In the peak of my illness, I had a fever that would not break and I was lying on the couch. I do not specifically remember ordering anything in the mail but the evidence was on my amazon account. Just a few days later a book came to me in the mail. I opened it not remembering who sent it, and began reading. Just a few pages in and I felt like the Holy Spirit was SHOUTING the information to me. I had never read something that resonated with my health so much. I knew that it was a miracle I had stumbled across the information written by Anthony William. This catapulted me into reading about how others have healed the gravest of conditions like cancer using food. Chris Beat Cancer was another eye opening text for me. Then I watched the documentary HEAL for the first time, it was way over my head but my soul understood the message.
Within a few short days through intense prayer and more reading I understood a very clear message from God about what I needed to do to transform my health. I fired my doctors, my endocrinologist and my functional medicine practitioner that was no longer serving me that once had. I threw the thousands of dollars worth of supplements in the trash and gave up the promise I had been fed that what was in this bottle would fix me. My first step was to begin juicing. I started making a couple juices a day along with transitioning my diet to low fat, plant based to allow my body to detoxify. I also started a few helpful supplements along with mental, emotional and spiritual healing practices. Just a week or so went by before my skin began to itch, flake and burn. I had drastically lowered my inflammation through my lifestyle changes by removing years of protective layers created by my body. Without the protective layers there, my body began to purge itself of toxins and pathogens stored deep into my internal organs. My blood became toxic and as it reached the delicate skin on my face the derma-toxins would damage my skin as they were flushed from my body. You don’t believe in detox symptoms?? I sure didn’t. Then I experienced what detox or a healing crisis can look like firsthand.
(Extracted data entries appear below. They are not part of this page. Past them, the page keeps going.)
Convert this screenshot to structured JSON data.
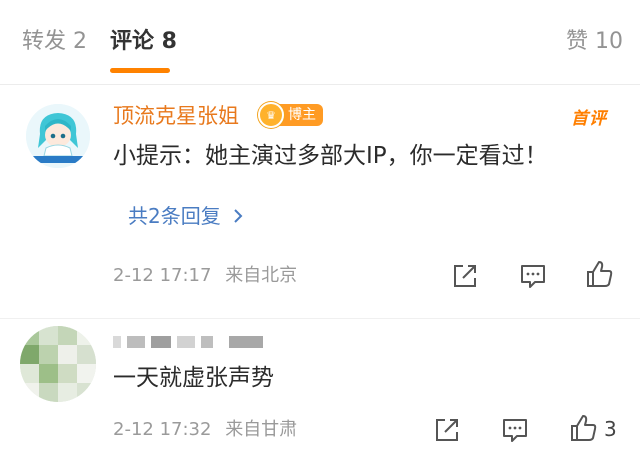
{
  "tabs": {
    "repost": "转发 2",
    "comments": "评论 8",
    "likes": "赞 10"
  },
  "comments": [
    {
      "username": "顶流克星张姐",
      "badge": "博主",
      "tag": "首评",
      "text": "小提示：她主演过多部大IP，你一定看过！",
      "replies": "共2条回复",
      "date": "2-12 17:17",
      "location": "来自北京"
    },
    {
      "text": "一天就虚张声势",
      "date": "2-12 17:32",
      "location": "来自甘肃",
      "like_count": "3"
    }
  ],
  "colors": {
    "accent": "#ff8200",
    "username": "#e8791d",
    "link": "#4a7cc2"
  },
  "icons": [
    "share-icon",
    "comment-icon",
    "like-icon",
    "chevron-right-icon",
    "crown-icon"
  ]
}
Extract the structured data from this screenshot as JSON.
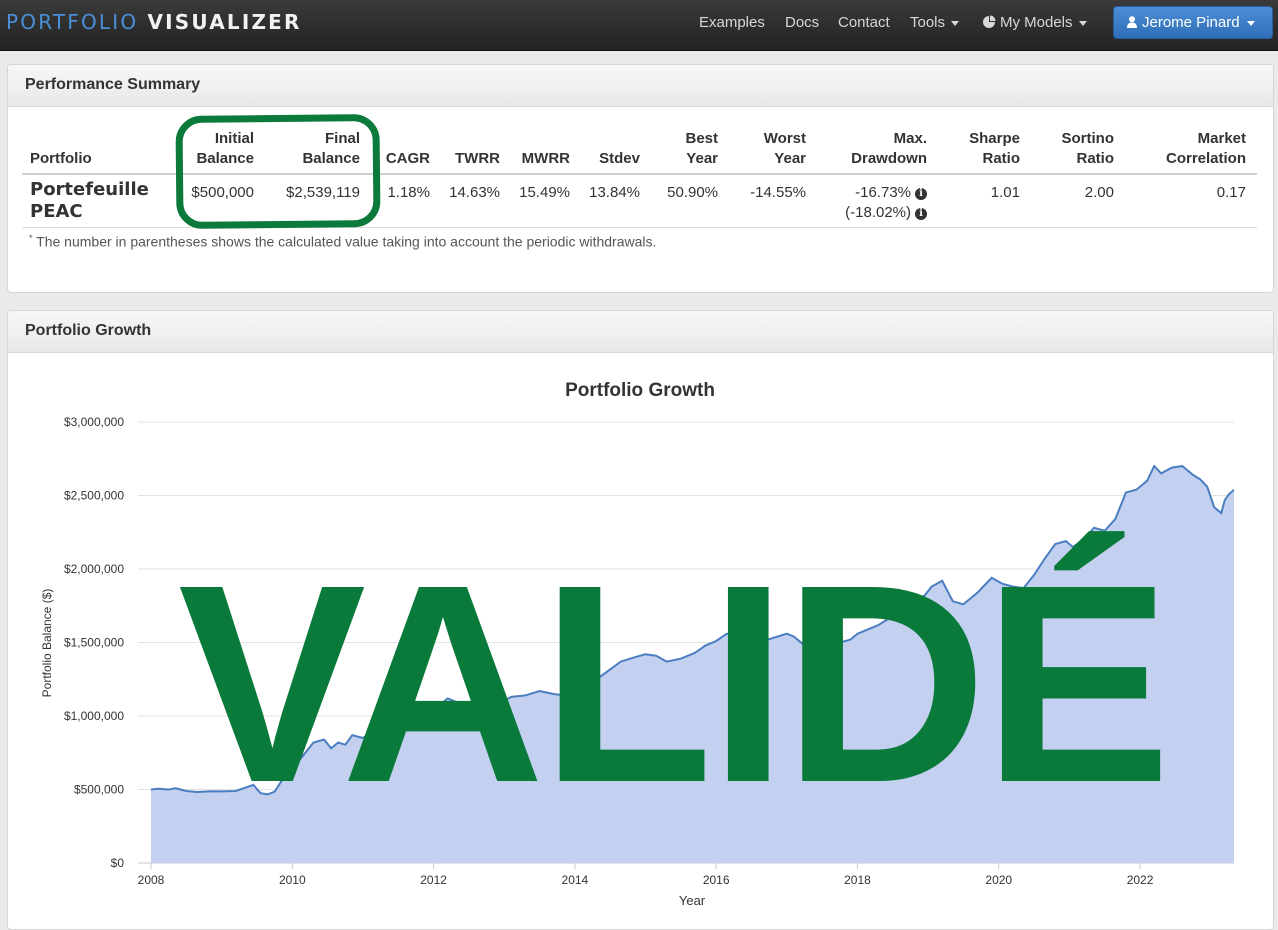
{
  "navbar": {
    "brand_part1": "PORTFOLIO",
    "brand_part2": "VISUALIZER",
    "links": [
      "Examples",
      "Docs",
      "Contact",
      "Tools",
      "My Models"
    ],
    "user": "Jerome Pinard"
  },
  "summary": {
    "title": "Performance Summary",
    "headers": {
      "portfolio": "Portfolio",
      "initial_1": "Initial",
      "initial_2": "Balance",
      "final_1": "Final",
      "final_2": "Balance",
      "cagr": "CAGR",
      "twrr": "TWRR",
      "mwrr": "MWRR",
      "stdev": "Stdev",
      "best_1": "Best",
      "best_2": "Year",
      "worst_1": "Worst",
      "worst_2": "Year",
      "mdd_1": "Max.",
      "mdd_2": "Drawdown",
      "sharpe_1": "Sharpe",
      "sharpe_2": "Ratio",
      "sortino_1": "Sortino",
      "sortino_2": "Ratio",
      "corr_1": "Market",
      "corr_2": "Correlation"
    },
    "row": {
      "name_1": "Portefeuille",
      "name_2": "PEAC",
      "initial": "$500,000",
      "final": "$2,539,119",
      "cagr": "1.18%",
      "twrr": "14.63%",
      "mwrr": "15.49%",
      "stdev": "13.84%",
      "best": "50.90%",
      "worst": "-14.55%",
      "mdd": "-16.73%",
      "mdd_adj": "(-18.02%)",
      "sharpe": "1.01",
      "sortino": "2.00",
      "corr": "0.17"
    },
    "footnote_mark": "*",
    "footnote": "The number in parentheses shows the calculated value taking into account the periodic withdrawals."
  },
  "growth": {
    "title": "Portfolio Growth"
  },
  "stamp": {
    "text": "VALIDÉ",
    "color": "#0a7a3a"
  },
  "colors": {
    "line": "#4a7ec0",
    "area": "#c3d0f0",
    "stamp": "#0a7a3a",
    "primary": "#3478c6"
  },
  "chart_data": {
    "type": "area",
    "title": "Portfolio Growth",
    "xlabel": "Year",
    "ylabel": "Portfolio Balance ($)",
    "xlim": [
      2008,
      2023.33
    ],
    "ylim": [
      0,
      3000000
    ],
    "x_ticks": [
      "2008",
      "2010",
      "2012",
      "2014",
      "2016",
      "2018",
      "2020",
      "2022"
    ],
    "y_ticks": [
      "$0",
      "$500,000",
      "$1,000,000",
      "$1,500,000",
      "$2,000,000",
      "$2,500,000",
      "$3,000,000"
    ],
    "grid": true,
    "series": [
      {
        "points": [
          [
            2008.0,
            500000
          ],
          [
            2008.1,
            505000
          ],
          [
            2008.25,
            500000
          ],
          [
            2008.35,
            508000
          ],
          [
            2008.5,
            490000
          ],
          [
            2008.65,
            483000
          ],
          [
            2008.85,
            488000
          ],
          [
            2009.0,
            487000
          ],
          [
            2009.2,
            490000
          ],
          [
            2009.35,
            515000
          ],
          [
            2009.45,
            531000
          ],
          [
            2009.55,
            475000
          ],
          [
            2009.65,
            467000
          ],
          [
            2009.75,
            485000
          ],
          [
            2009.85,
            560000
          ],
          [
            2010.0,
            640000
          ],
          [
            2010.15,
            730000
          ],
          [
            2010.3,
            820000
          ],
          [
            2010.45,
            840000
          ],
          [
            2010.55,
            780000
          ],
          [
            2010.65,
            820000
          ],
          [
            2010.75,
            805000
          ],
          [
            2010.85,
            870000
          ],
          [
            2011.0,
            850000
          ],
          [
            2011.1,
            880000
          ],
          [
            2011.3,
            840000
          ],
          [
            2011.5,
            880000
          ],
          [
            2011.7,
            930000
          ],
          [
            2011.9,
            1000000
          ],
          [
            2012.1,
            1080000
          ],
          [
            2012.2,
            1120000
          ],
          [
            2012.35,
            1090000
          ],
          [
            2012.5,
            1040000
          ],
          [
            2012.7,
            1060000
          ],
          [
            2012.9,
            1080000
          ],
          [
            2013.1,
            1130000
          ],
          [
            2013.3,
            1140000
          ],
          [
            2013.5,
            1170000
          ],
          [
            2013.7,
            1150000
          ],
          [
            2013.85,
            1140000
          ],
          [
            2014.0,
            1160000
          ],
          [
            2014.25,
            1230000
          ],
          [
            2014.45,
            1300000
          ],
          [
            2014.65,
            1370000
          ],
          [
            2014.85,
            1400000
          ],
          [
            2015.0,
            1420000
          ],
          [
            2015.15,
            1410000
          ],
          [
            2015.3,
            1370000
          ],
          [
            2015.5,
            1390000
          ],
          [
            2015.7,
            1430000
          ],
          [
            2015.85,
            1480000
          ],
          [
            2016.0,
            1510000
          ],
          [
            2016.15,
            1560000
          ],
          [
            2016.3,
            1540000
          ],
          [
            2016.45,
            1470000
          ],
          [
            2016.6,
            1500000
          ],
          [
            2016.8,
            1530000
          ],
          [
            2017.0,
            1560000
          ],
          [
            2017.1,
            1540000
          ],
          [
            2017.25,
            1480000
          ],
          [
            2017.45,
            1470000
          ],
          [
            2017.6,
            1460000
          ],
          [
            2017.75,
            1500000
          ],
          [
            2017.9,
            1520000
          ],
          [
            2018.0,
            1560000
          ],
          [
            2018.15,
            1590000
          ],
          [
            2018.3,
            1620000
          ],
          [
            2018.5,
            1680000
          ],
          [
            2018.65,
            1740000
          ],
          [
            2018.8,
            1790000
          ],
          [
            2018.95,
            1820000
          ],
          [
            2019.05,
            1880000
          ],
          [
            2019.2,
            1920000
          ],
          [
            2019.35,
            1780000
          ],
          [
            2019.5,
            1760000
          ],
          [
            2019.7,
            1840000
          ],
          [
            2019.9,
            1940000
          ],
          [
            2020.05,
            1900000
          ],
          [
            2020.2,
            1880000
          ],
          [
            2020.35,
            1870000
          ],
          [
            2020.5,
            1960000
          ],
          [
            2020.65,
            2070000
          ],
          [
            2020.8,
            2170000
          ],
          [
            2020.95,
            2190000
          ],
          [
            2021.05,
            2150000
          ],
          [
            2021.2,
            2200000
          ],
          [
            2021.35,
            2280000
          ],
          [
            2021.5,
            2260000
          ],
          [
            2021.65,
            2340000
          ],
          [
            2021.8,
            2520000
          ],
          [
            2021.95,
            2540000
          ],
          [
            2022.1,
            2600000
          ],
          [
            2022.2,
            2700000
          ],
          [
            2022.3,
            2650000
          ],
          [
            2022.45,
            2690000
          ],
          [
            2022.6,
            2700000
          ],
          [
            2022.75,
            2640000
          ],
          [
            2022.85,
            2610000
          ],
          [
            2022.95,
            2560000
          ],
          [
            2023.05,
            2420000
          ],
          [
            2023.15,
            2380000
          ],
          [
            2023.2,
            2470000
          ],
          [
            2023.26,
            2510000
          ],
          [
            2023.33,
            2539119
          ]
        ]
      }
    ]
  }
}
Why the outbreak happened only on my face I am not sure. Some experts say that is where dirty blood is pushed out before it reaches the heart, which is a protective mechanism by the body. I think it was the only way God could get my attention for me to slow down and go through this ultimately life saving healing process He was trying to BLESS me with. Don’t get me wrong, I would never want to go through that again. Physically, it was the worst trauma of my life. However, it has turned out to be one of the best things that has ever happened to me. It has truly given me a life far better than I could have prayed for. With our great & loving Father every thing is made beautiful in it’s time. Every ounce of pain is for a purpose, and there is significance in every second of your suffering. Had I forged ahead with my own plan and stayed angry at God for what I had been led through, I never would have been able to receive this elevated state of life I was being gifted. Sometimes, hard times are not presented to us so we can just get through them. Maybe like me, your biggest pain could awaken you to your greater life purpose.